AntixK / PyTorch-VAE

A Collection of Variational Autoencoders (VAE) in PyTorch.
Apache License 2.0
6.44k stars 1.05k forks source link

Socket conflict bug when running vanilla_vae with celeba dataset #65

Open BWN133 opened 2 years ago

BWN133 commented 2 years ago

Hi, I am trying to run the vanilla_vae model with celeba dataset on my personal device but I am getting a weird error telling me that there is a socket conflict. The system will just hang after the error. Do some one has any idea how to solve this? For more detail please refere to: https://stackoverflow.com/questions/73215732/socket-conflict-while-running-vaes

Thanks!

AntixK commented 2 years ago

How does your config file look like?

If you are training on a single CPU, then simply set the gpu field in the config file empty or none.

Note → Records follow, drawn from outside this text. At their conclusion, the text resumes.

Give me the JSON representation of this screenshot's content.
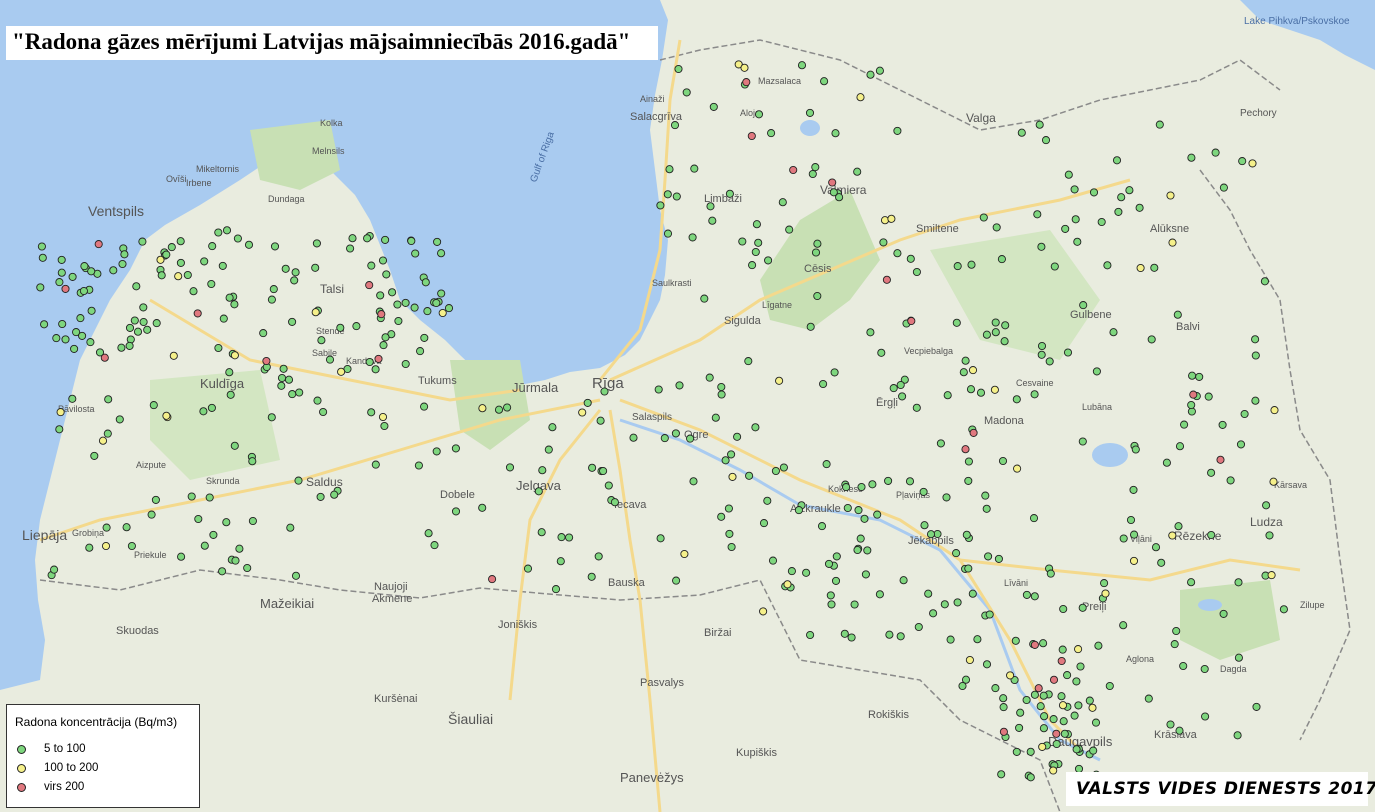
{
  "title": "\"Radona gāzes mērījumi Latvijas mājsaimniecībās 2016.gadā\"",
  "credit": "VALSTS VIDES DIENESTS 2017",
  "legend": {
    "title": "Radona koncentrācija (Bq/m3)",
    "items": [
      {
        "label": "5 to 100",
        "color": "#7ed67e"
      },
      {
        "label": "100 to 200",
        "color": "#f5f08a"
      },
      {
        "label": "virs 200",
        "color": "#e0787f"
      }
    ]
  },
  "colors": {
    "sea": "#a9cbf0",
    "land": "#e9ecdf",
    "forest": "#c8e0b4",
    "border": "#8a8a8a",
    "road": "#f4d98c"
  },
  "place_labels": [
    "Ventspils",
    "Liepāja",
    "Kuldīga",
    "Talsi",
    "Tukums",
    "Jūrmala",
    "Rīga",
    "Jelgava",
    "Dobele",
    "Saldus",
    "Sigulda",
    "Cēsis",
    "Valmiera",
    "Limbaži",
    "Salacgrīva",
    "Ogre",
    "Aizkraukle",
    "Jēkabpils",
    "Madona",
    "Gulbene",
    "Alūksne",
    "Balvi",
    "Rēzekne",
    "Ludza",
    "Preiļi",
    "Daugavpils",
    "Krāslava",
    "Valga",
    "Mažeikiai",
    "Šiauliai",
    "Joniškis",
    "Panevėžys",
    "Biržai",
    "Pasvalys",
    "Kupiškis",
    "Rokiškis",
    "Skuodas",
    "Kuršėnai",
    "Akmene",
    "Naujoji",
    "Bauska",
    "Iecava",
    "Smiltene",
    "Ērgļi",
    "Kolka",
    "Dundaga",
    "Pāvilosta",
    "Aizpute",
    "Skrunda",
    "Priekule",
    "Grobiņa",
    "Alūksne",
    "Viļāni",
    "Līvāni",
    "Aglona",
    "Dagda",
    "Zilupe",
    "Kārsava",
    "Lubāna",
    "Cesvaine",
    "Koknese",
    "Pļaviņas",
    "Vecpiebalga",
    "Līgatne",
    "Saulkrasti",
    "Aloja",
    "Mazsalaca",
    "Ainaži",
    "Pechory",
    "Lake Pihkva/Pskovskoe",
    "Gulf of Riga",
    "Ogre",
    "Salaspils",
    "Kandava",
    "Sabile",
    "Stende",
    "Irbene",
    "Mikeltornis",
    "Ovīši",
    "Melnsils"
  ],
  "measurements": {
    "green": 520,
    "yellow": 45,
    "red": 25
  }
}
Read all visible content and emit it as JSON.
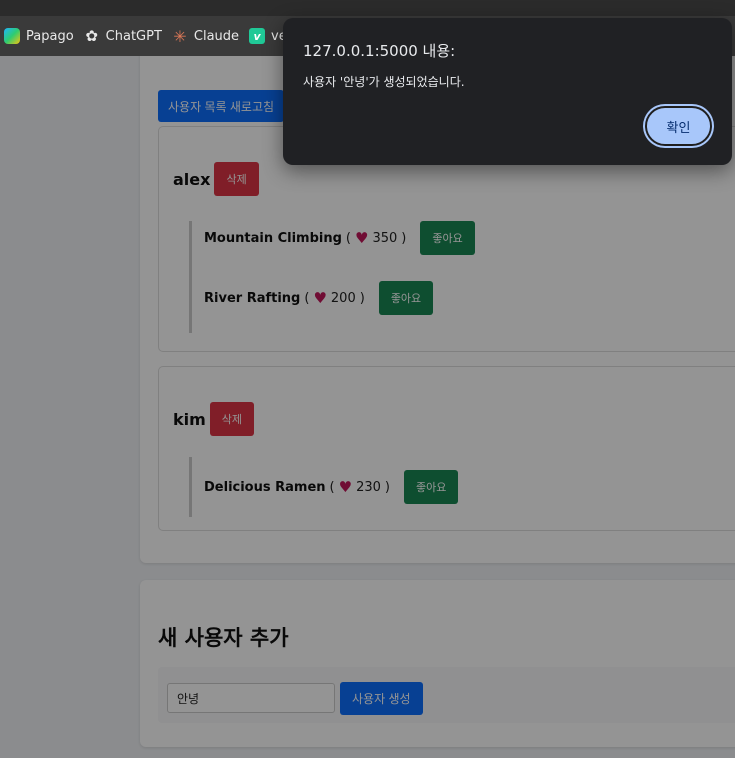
{
  "bookmarks": [
    {
      "label": "Papago",
      "icon": "papago-icon"
    },
    {
      "label": "ChatGPT",
      "icon": "chatgpt-icon"
    },
    {
      "label": "Claude",
      "icon": "claude-icon"
    },
    {
      "label": "velo",
      "icon": "velog-icon"
    }
  ],
  "users_section": {
    "refresh_label": "사용자 목록 새로고침",
    "users": [
      {
        "name": "alex",
        "delete_label": "삭제",
        "hobbies": [
          {
            "name": "Mountain Climbing",
            "likes": "350",
            "like_label": "좋아요"
          },
          {
            "name": "River Rafting",
            "likes": "200",
            "like_label": "좋아요"
          }
        ]
      },
      {
        "name": "kim",
        "delete_label": "삭제",
        "hobbies": [
          {
            "name": "Delicious Ramen",
            "likes": "230",
            "like_label": "좋아요"
          }
        ]
      }
    ]
  },
  "add_section": {
    "title": "새 사용자 추가",
    "input_value": "안녕",
    "create_label": "사용자 생성"
  },
  "dialog": {
    "title": "127.0.0.1:5000 내용:",
    "message": "사용자 '안녕'가 생성되었습니다.",
    "ok_label": "확인"
  }
}
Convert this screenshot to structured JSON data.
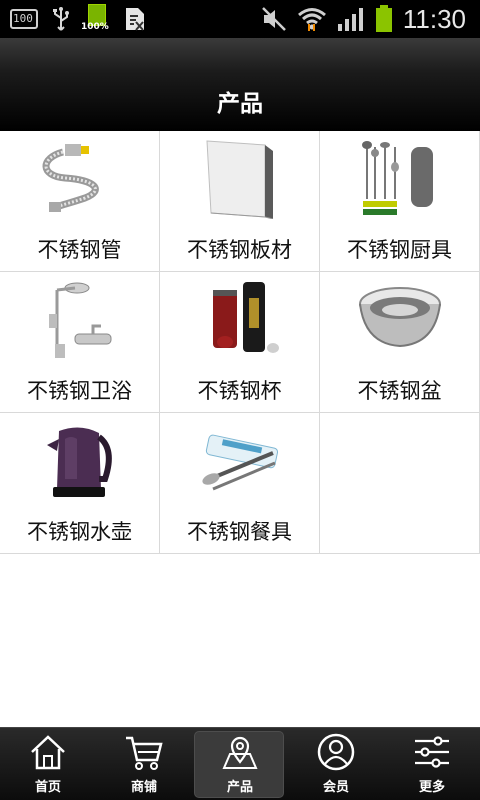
{
  "status_bar": {
    "time": "11:30",
    "battery_percent_label": "100",
    "battery_level_label": "100%"
  },
  "header": {
    "title": "产品"
  },
  "products": [
    {
      "label": "不锈钢管",
      "icon": "hose-image"
    },
    {
      "label": "不锈钢板材",
      "icon": "sheet-image"
    },
    {
      "label": "不锈钢厨具",
      "icon": "kitchen-utensils-image"
    },
    {
      "label": "不锈钢卫浴",
      "icon": "shower-image"
    },
    {
      "label": "不锈钢杯",
      "icon": "thermos-image"
    },
    {
      "label": "不锈钢盆",
      "icon": "basin-image"
    },
    {
      "label": "不锈钢水壶",
      "icon": "kettle-image"
    },
    {
      "label": "不锈钢餐具",
      "icon": "cutlery-image"
    }
  ],
  "bottom_nav": {
    "items": [
      {
        "label": "首页",
        "icon": "home-icon"
      },
      {
        "label": "商铺",
        "icon": "cart-icon"
      },
      {
        "label": "产品",
        "icon": "map-pin-icon",
        "active": true
      },
      {
        "label": "会员",
        "icon": "user-icon"
      },
      {
        "label": "更多",
        "icon": "sliders-icon"
      }
    ]
  }
}
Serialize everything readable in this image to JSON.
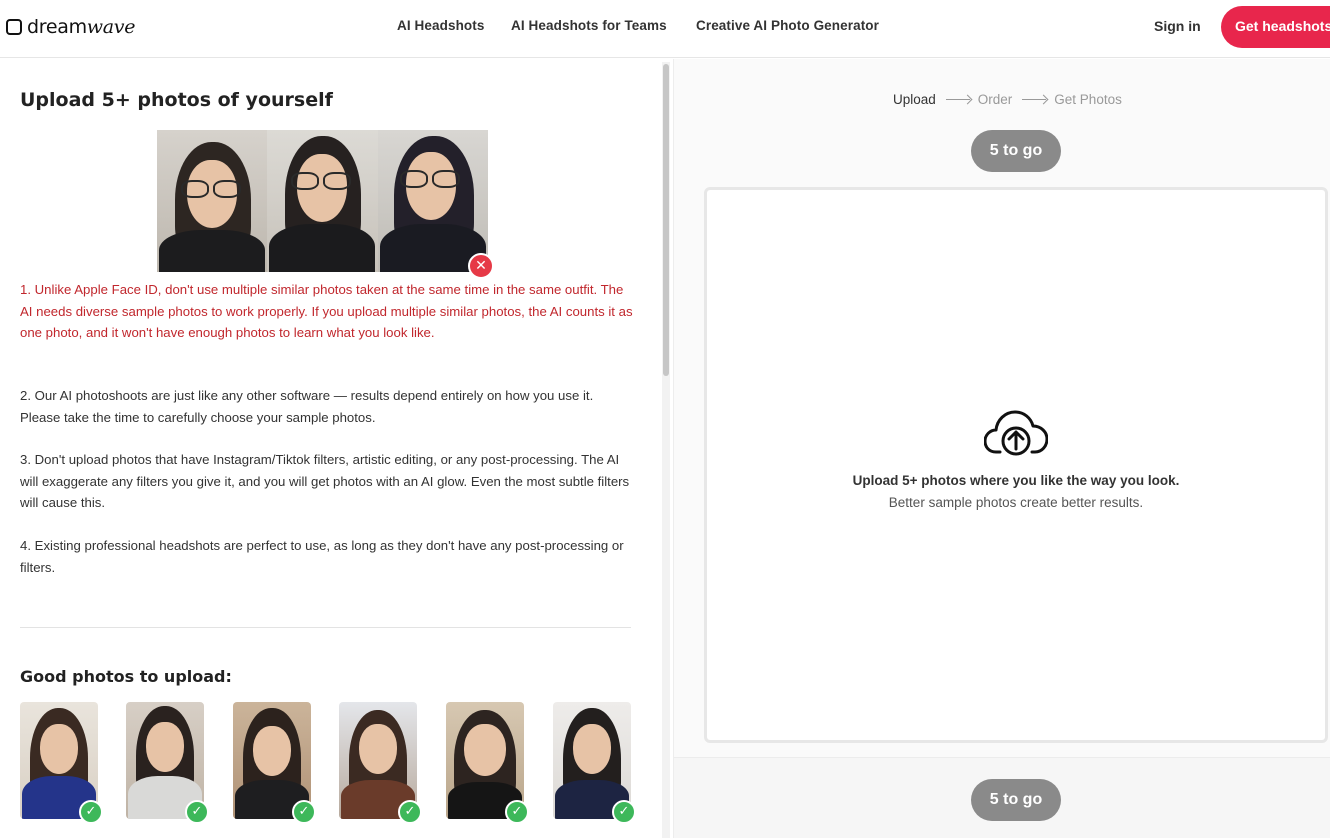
{
  "header": {
    "logo_plain": "dream",
    "logo_italic": "wave",
    "nav": [
      "AI Headshots",
      "AI Headshots for Teams",
      "Creative AI Photo Generator"
    ],
    "signin": "Sign in",
    "cta": "Get headshots"
  },
  "left": {
    "title": "Upload 5+ photos of yourself",
    "paragraphs": [
      "1. Unlike Apple Face ID, don't use multiple similar photos taken at the same time in the same outfit. The AI needs diverse sample photos to work properly. If you upload multiple similar photos, the AI counts it as one photo, and it won't have enough photos to learn what you look like.",
      "2. Our AI photoshoots are just like any other software — results depend entirely on how you use it. Please take the time to carefully choose your sample photos.",
      "3. Don't upload photos that have Instagram/Tiktok filters, artistic editing, or any post-processing. The AI will exaggerate any filters you give it, and you will get photos with an AI glow. Even the most subtle filters will cause this.",
      "4. Existing professional headshots are perfect to use, as long as they don't have any post-processing or filters."
    ],
    "good_title": "Good photos to upload:",
    "bad_badge": "✕",
    "good_badge": "✓"
  },
  "right": {
    "steps": [
      "Upload",
      "Order",
      "Get Photos"
    ],
    "counter_top": "5 to go",
    "counter_bottom": "5 to go",
    "dropzone_title": "Upload 5+ photos where you like the way you look.",
    "dropzone_sub": "Better sample photos create better results."
  },
  "colors": {
    "accent": "#e8264c",
    "warning_text": "#c1272d",
    "check": "#3db85a",
    "pill": "#8a8a8a"
  },
  "icons": {
    "upload": "cloud-upload-icon",
    "bad": "close-icon",
    "good": "checkmark-icon"
  }
}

BWN133 commented 2 years ago

Thanks a lot for replying!!! My original configs looks like the following:

model_params:
  name: 'VanillaVAE'
  in_channels: 3
  latent_dim: 128

data_params:
  data_path: "Data/"
  train_batch_size: 64
  val_batch_size:  64
  patch_size: 64
  num_workers: 4

exp_params:
  LR: 0.005
  weight_decay: 0.0
  scheduler_gamma: 0.95
  kld_weight: 0.00025
  manual_seed: 1265

trainer_params:
  gpus: [0]
  max_epochs: 100

logging_params:
  save_dir: "logs/"
  name: "VanillaVAE"

I tried to change the gpus to null or just directly delete it, there will be new error says:

Traceback (most recent call last):
  File "C:\Users\huklab\Desktop\odin\PyTorch-VAE\run.py", line 46, in <module>
    data = VAEDataset(**config["data_params"], pin_memory=len(config['trainer_params']['gpus']) != 0)
TypeError: object of type 'NoneType' has no len()

I tried to delete the prerequest of ['gpus'] and it provides me with the exact same error I am having before ( I am training on a machine with only one GPU not CPU so i believe the config shouldn't be problem)